Where The Dead Pause, And The Japanese Say Goodbye: A Journey by Marie Mutsuki Mockett. (Norton) Grief has been woven into Mockett’s life for generations: Her family has survived violent episodes in Japan’s past, including the nuclear bombing of Nagasaki. In the aftermath of the 2011 tsunami, the event around which this memoir is shaped, Mockett traveled to her family’s Buddhist temple in Japan and gained insight into her own sorrows while immersed in the nation’s grief.
The Same Sky by Amanda Eyre Ward. (Ballantine) Ward’s novel brings together two incomplete families.

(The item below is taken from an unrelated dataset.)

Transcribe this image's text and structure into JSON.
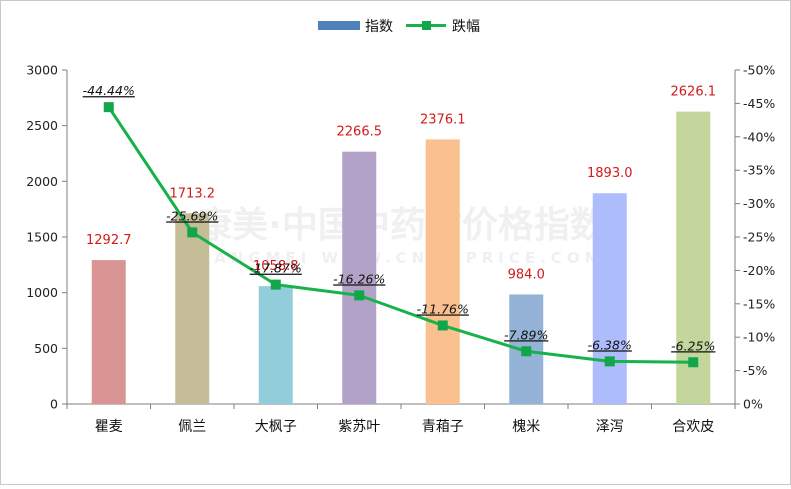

After a stretch of failed adoption attempts, Alice and her husband have abandoned hope of welcoming a child into their family. Meanwhile, 11-year-old Carla has decided to make the journey from her dangerous Honduras home to America in pursuit of her mother, who left when Carla was younger.
Shrinks: The Untold Story of Psychiatry by Jeffrey A. Lieberman with Ogi Ogas. (Back Bay/Little, Brown) Sensing a disconnect between the public’s mistrust of psychiatry and the field’s genuine virtues, Lieberman sets out to debunk the myths that have mischaracterized his medical specialty for years.